De acordo com uma recente publicação da Folha de São Paulo, o Brasil possui 15 milhões de combinações tributárias, entre obrigações federais, estaduais e municipais. Tal informação é produto de um estudo elaborado pelo sindicato das empresas de serviços contábeis de São Paulo (Sescon/SP), onde nem as empresas do Simples escapam do cipoal emaranhado de regras destoantes. A implacável tempestade burocrática que dificulta por demais a navegação dos transatlânticos corporativos é a mesma que o microempresário tem que enfrentar com sua canoa. Tantas e tamanhas convulsões do nosso instável ambiente legal fazem com que os donos dos pequenos negócios fiquem absolutamente atordoados e inseguros. O pior é que as entidades que deveriam protegê-los são capachos do mesmo governo que ataca o bolso do pequeno empreendedor como um cão raivoso.  Para piorar um pouquinho, os entes tributantes vivem a trocar os pés pelas mãos com suas legislações talhadas no machado cego, as quais se transformam em objeto de contestação a entupir o já sobrecarregado poder judiciário.

Em meio a tantas adversidades enfrentadas pelas pequenas empresas, finalmente surgiu um evento alentador. O Projeto de Lei Complementar 237/2012, que está em discussão no Congresso Nacional, propõe o fim da substituição tributária para as micro e pequenas empresas e ainda traz outras categorias econômicas para o guarda-chuva do Simples Nacional. Esse projeto, claro, como era de se esperar, está sendo ferozmente combatido pela Receita Federal e pelos governos estaduais, que querem continuar rechaçando a iniciativa daqueles que se sacrificam para gerar empregos e movimentar a economia do país.

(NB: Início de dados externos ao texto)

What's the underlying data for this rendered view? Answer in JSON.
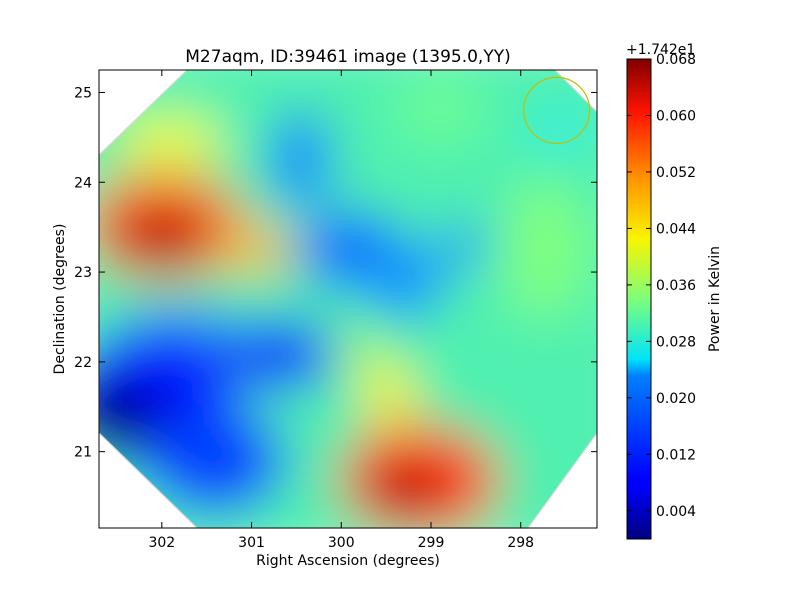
{
  "chart_data": {
    "type": "heatmap",
    "title": "M27aqm, ID:39461 image (1395.0,YY)",
    "xlabel": "Right Ascension (degrees)",
    "ylabel": "Declination (degrees)",
    "xlim": [
      302.7,
      297.15
    ],
    "ylim": [
      20.15,
      25.25
    ],
    "x_ticks": [
      302,
      301,
      300,
      299,
      298
    ],
    "x_tick_labels": [
      "302",
      "301",
      "300",
      "299",
      "298"
    ],
    "y_ticks": [
      21,
      22,
      23,
      24,
      25
    ],
    "y_tick_labels": [
      "21",
      "22",
      "23",
      "24",
      "25"
    ],
    "colorbar": {
      "label": "Power in Kelvin",
      "offset_text": "+1.742e1",
      "range": [
        0.0,
        0.068
      ],
      "ticks": [
        0.004,
        0.012,
        0.02,
        0.028,
        0.036,
        0.044,
        0.052,
        0.06,
        0.068
      ],
      "tick_labels": [
        "0.004",
        "0.012",
        "0.020",
        "0.028",
        "0.036",
        "0.044",
        "0.052",
        "0.060",
        "0.068"
      ],
      "colormap": "jet"
    },
    "field_features": [
      {
        "ra": 301.9,
        "dec": 23.35,
        "value": 0.068,
        "kind": "peak"
      },
      {
        "ra": 299.1,
        "dec": 20.6,
        "value": 0.066,
        "kind": "peak"
      },
      {
        "ra": 302.6,
        "dec": 21.6,
        "value": 0.0,
        "kind": "minimum"
      },
      {
        "ra": 300.8,
        "dec": 22.05,
        "value": 0.008,
        "kind": "minimum"
      },
      {
        "ra": 300.4,
        "dec": 24.3,
        "value": 0.014,
        "kind": "minimum"
      },
      {
        "ra": 299.9,
        "dec": 23.1,
        "value": 0.014,
        "kind": "minimum"
      },
      {
        "ra": 298.9,
        "dec": 23.2,
        "value": 0.016,
        "kind": "minimum"
      },
      {
        "ra": 299.8,
        "dec": 21.8,
        "value": 0.044,
        "kind": "ridge"
      }
    ],
    "beam_marker": {
      "ra": 297.6,
      "dec": 24.8,
      "shape": "circle",
      "color": "#bfbf00"
    },
    "footprint": "octagon"
  }
}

O mais curioso nas ações do fisco é que seus representantes (funcionários de todos os níveis) são convictos de que o sistema está errado, de tal forma que não cumpririam à risca tudo que está escrito na legislação tributária se por acaso fossem empresários. Dificilmente, um auditor fiscal obrigaria, por exemplo, o filho empreendedor a cumprir rigorosamente as ditas 15 milhões de combinações tributárias. Dessa forma, se ninguém acredita na legitimidade do sistema, porque então ele subsiste? Esse raciocínio nos leva a conclusão da existência de uma tirania fiscal, onde a vontade do imperador desce como lava vulcânica a incinerar tudo ao seu redor. Por isso, deve ser muito constrangedor para um fiscal se vê obrigado a destruir uma empresa e seus empregados com multas e autuações, mesmo sabendo que seria impossível para o autuado arcar com o tal Custo Brasil. Seria preciso ter espírito de porco para tratar tudo com naturalidade, face o estado de perversões legais instalado no país. Não à toa, somos diariamente bombardeados com notícias de crimes envolvendo funcionários públicos das áreas de fiscalização.

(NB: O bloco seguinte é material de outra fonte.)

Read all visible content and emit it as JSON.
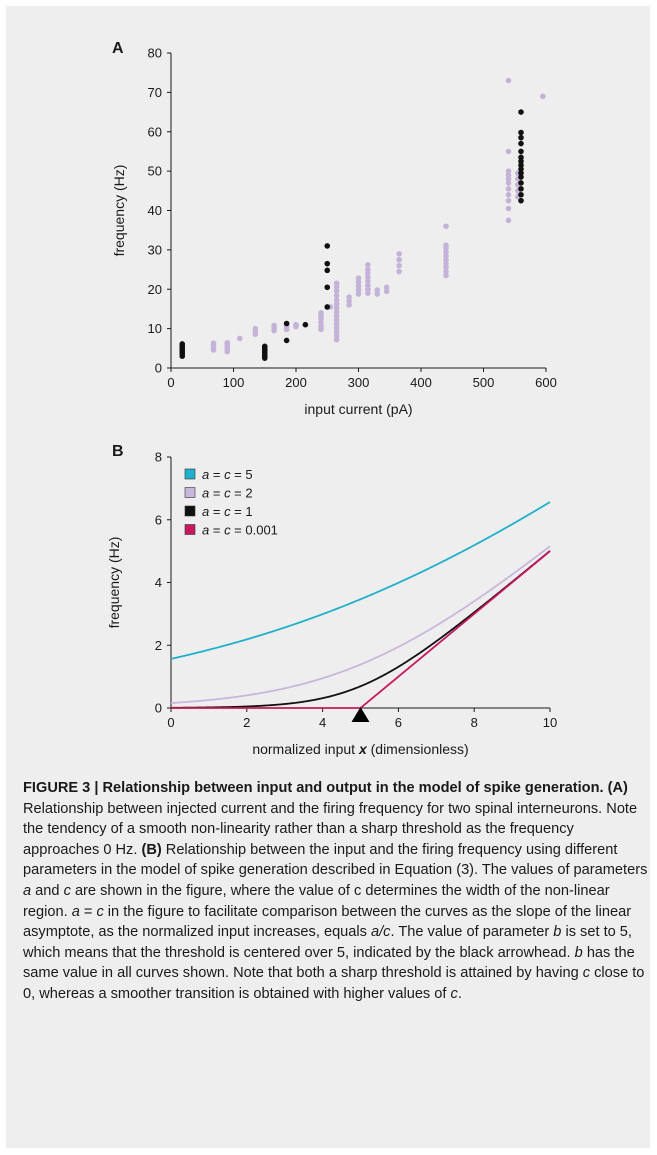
{
  "chart_data": [
    {
      "panel_label": "A",
      "type": "scatter",
      "xlabel": "input current (pA)",
      "ylabel": "frequency (Hz)",
      "xlim": [
        0,
        600
      ],
      "ylim": [
        0,
        80
      ],
      "x_ticks": [
        0,
        100,
        200,
        300,
        400,
        500,
        600
      ],
      "y_ticks": [
        0,
        10,
        20,
        30,
        40,
        50,
        60,
        70,
        80
      ],
      "grid": false,
      "series": [
        {
          "color": "#c4b2d8",
          "points": [
            [
              68,
              4.6
            ],
            [
              68,
              5.2
            ],
            [
              68,
              5.8
            ],
            [
              68,
              6.3
            ],
            [
              90,
              4.2
            ],
            [
              90,
              4.8
            ],
            [
              90,
              5.4
            ],
            [
              90,
              6.0
            ],
            [
              90,
              6.4
            ],
            [
              110,
              7.5
            ],
            [
              135,
              8.6
            ],
            [
              135,
              9.3
            ],
            [
              135,
              10.0
            ],
            [
              150,
              3.6
            ],
            [
              150,
              4.4
            ],
            [
              150,
              5.2
            ],
            [
              165,
              9.5
            ],
            [
              165,
              10.2
            ],
            [
              165,
              10.8
            ],
            [
              185,
              9.8
            ],
            [
              185,
              10.5
            ],
            [
              185,
              11.2
            ],
            [
              200,
              10.5
            ],
            [
              200,
              11.0
            ],
            [
              240,
              9.8
            ],
            [
              240,
              10.6
            ],
            [
              240,
              11.5
            ],
            [
              240,
              12.5
            ],
            [
              240,
              13.3
            ],
            [
              240,
              14.0
            ],
            [
              255,
              15.5
            ],
            [
              265,
              7.2
            ],
            [
              265,
              8.2
            ],
            [
              265,
              9.2
            ],
            [
              265,
              10.2
            ],
            [
              265,
              11.2
            ],
            [
              265,
              12.2
            ],
            [
              265,
              13.2
            ],
            [
              265,
              14.2
            ],
            [
              265,
              15.2
            ],
            [
              265,
              16.2
            ],
            [
              265,
              17.2
            ],
            [
              265,
              18.4
            ],
            [
              265,
              19.6
            ],
            [
              265,
              20.6
            ],
            [
              265,
              21.5
            ],
            [
              285,
              16.0
            ],
            [
              285,
              17.0
            ],
            [
              285,
              18.0
            ],
            [
              300,
              18.8
            ],
            [
              300,
              19.8
            ],
            [
              300,
              20.8
            ],
            [
              300,
              21.8
            ],
            [
              300,
              22.8
            ],
            [
              315,
              19.0
            ],
            [
              315,
              20.0
            ],
            [
              315,
              21.0
            ],
            [
              315,
              22.0
            ],
            [
              315,
              23.0
            ],
            [
              315,
              24.0
            ],
            [
              315,
              25.0
            ],
            [
              315,
              26.2
            ],
            [
              330,
              18.8
            ],
            [
              330,
              19.8
            ],
            [
              345,
              19.5
            ],
            [
              345,
              20.5
            ],
            [
              365,
              24.5
            ],
            [
              365,
              26.0
            ],
            [
              365,
              27.5
            ],
            [
              365,
              29.0
            ],
            [
              440,
              23.5
            ],
            [
              440,
              24.5
            ],
            [
              440,
              25.5
            ],
            [
              440,
              26.5
            ],
            [
              440,
              27.5
            ],
            [
              440,
              28.5
            ],
            [
              440,
              29.5
            ],
            [
              440,
              30.5
            ],
            [
              440,
              31.2
            ],
            [
              440,
              36.0
            ],
            [
              540,
              37.5
            ],
            [
              540,
              40.5
            ],
            [
              540,
              42.5
            ],
            [
              540,
              44.0
            ],
            [
              540,
              45.5
            ],
            [
              540,
              47.0
            ],
            [
              540,
              48.0
            ],
            [
              540,
              49.0
            ],
            [
              540,
              50.0
            ],
            [
              540,
              55.0
            ],
            [
              540,
              73.0
            ],
            [
              555,
              43.5
            ],
            [
              555,
              45.0
            ],
            [
              555,
              46.5
            ],
            [
              555,
              48.0
            ],
            [
              555,
              49.5
            ],
            [
              595,
              69.0
            ]
          ]
        },
        {
          "color": "#111111",
          "points": [
            [
              18,
              3.0
            ],
            [
              18,
              3.6
            ],
            [
              18,
              4.1
            ],
            [
              18,
              4.6
            ],
            [
              18,
              5.1
            ],
            [
              18,
              5.6
            ],
            [
              18,
              6.1
            ],
            [
              150,
              2.5
            ],
            [
              150,
              3.0
            ],
            [
              150,
              3.5
            ],
            [
              150,
              4.0
            ],
            [
              150,
              4.5
            ],
            [
              150,
              5.0
            ],
            [
              150,
              5.5
            ],
            [
              185,
              7.0
            ],
            [
              185,
              11.3
            ],
            [
              215,
              11.0
            ],
            [
              250,
              15.5
            ],
            [
              250,
              20.5
            ],
            [
              250,
              24.8
            ],
            [
              250,
              26.5
            ],
            [
              250,
              31.0
            ],
            [
              560,
              42.5
            ],
            [
              560,
              44.0
            ],
            [
              560,
              45.5
            ],
            [
              560,
              47.0
            ],
            [
              560,
              48.5
            ],
            [
              560,
              49.5
            ],
            [
              560,
              50.5
            ],
            [
              560,
              51.5
            ],
            [
              560,
              52.5
            ],
            [
              560,
              53.5
            ],
            [
              560,
              55.0
            ],
            [
              560,
              57.0
            ],
            [
              560,
              58.5
            ],
            [
              560,
              59.8
            ],
            [
              560,
              65.0
            ]
          ]
        }
      ]
    },
    {
      "panel_label": "B",
      "type": "line",
      "xlabel_prefix": "normalized input ",
      "xlabel_var": "x",
      "xlabel_suffix": " (dimensionless)",
      "ylabel": "frequency (Hz)",
      "xlim": [
        0,
        10
      ],
      "ylim": [
        0,
        8
      ],
      "x_ticks": [
        0,
        2,
        4,
        6,
        8,
        10
      ],
      "y_ticks": [
        0,
        2,
        4,
        6,
        8
      ],
      "threshold_marker_x": 5,
      "legend_position": "top-left",
      "grid": false,
      "series": [
        {
          "name_var": "a",
          "name_mid": " = ",
          "name_var2": "c",
          "name_val": " = 5",
          "color": "#1fb0cc",
          "a": 5,
          "b": 5,
          "c": 5
        },
        {
          "name_var": "a",
          "name_mid": " = ",
          "name_var2": "c",
          "name_val": " = 2",
          "color": "#c8b7dc",
          "a": 2,
          "b": 5,
          "c": 2
        },
        {
          "name_var": "a",
          "name_mid": " = ",
          "name_var2": "c",
          "name_val": " = 1",
          "color": "#111111",
          "a": 1,
          "b": 5,
          "c": 1
        },
        {
          "name_var": "a",
          "name_mid": " = ",
          "name_var2": "c",
          "name_val": " = 0.001",
          "color": "#c8185e",
          "a": 0.001,
          "b": 5,
          "c": 0.001
        }
      ]
    }
  ],
  "caption": {
    "heading": "FIGURE 3 | Relationship between input and output in the model of spike generation.",
    "a_label": "(A)",
    "a_text": " Relationship between injected current and the firing frequency for two spinal interneurons. Note the tendency of a smooth non-linearity rather than a sharp threshold as the frequency approaches 0 Hz. ",
    "b_label": "(B)",
    "b_text1": " Relationship between the input and the firing frequency using different parameters in the model of spike generation described in Equation (3). The values of parameters ",
    "var_a": "a",
    "b_text2": " and ",
    "var_c": "c",
    "b_text3": " are shown in the figure, where the value of c determines the width of the non-linear region. ",
    "eq_a": "a",
    "eq_mid": " = ",
    "eq_c": "c",
    "b_text4": " in the figure to facilitate comparison between the curves as the slope of the linear asymptote, as the normalized input increases, equals ",
    "ratio": "a/c",
    "b_text5": ". The value of parameter ",
    "var_b": "b",
    "b_text6": " is set to 5, which means that the threshold is centered over 5, indicated by the black arrowhead. ",
    "var_b2": "b",
    "b_text7": " has the same value in all curves shown. Note that both a sharp threshold is attained by having ",
    "var_c2": "c",
    "b_text8": " close to 0, whereas a smoother transition is obtained with higher values of ",
    "var_c3": "c",
    "b_text9": "."
  }
}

Tantas convulsões, tiranias e depravações do poder público nos faz concluir que o tal Estado Democrático de Direito seria apenas uma abstração ilusória a confundir nossos sentidos, como se todos os dias tomássemos a pílula azul. Por isso, está mais do que na hora de repetir o gesto do Neo, que tomou a pílula vermelha, mesmo que isso nos deixe profundamente decepcionados com o que veríamos depois de acordar.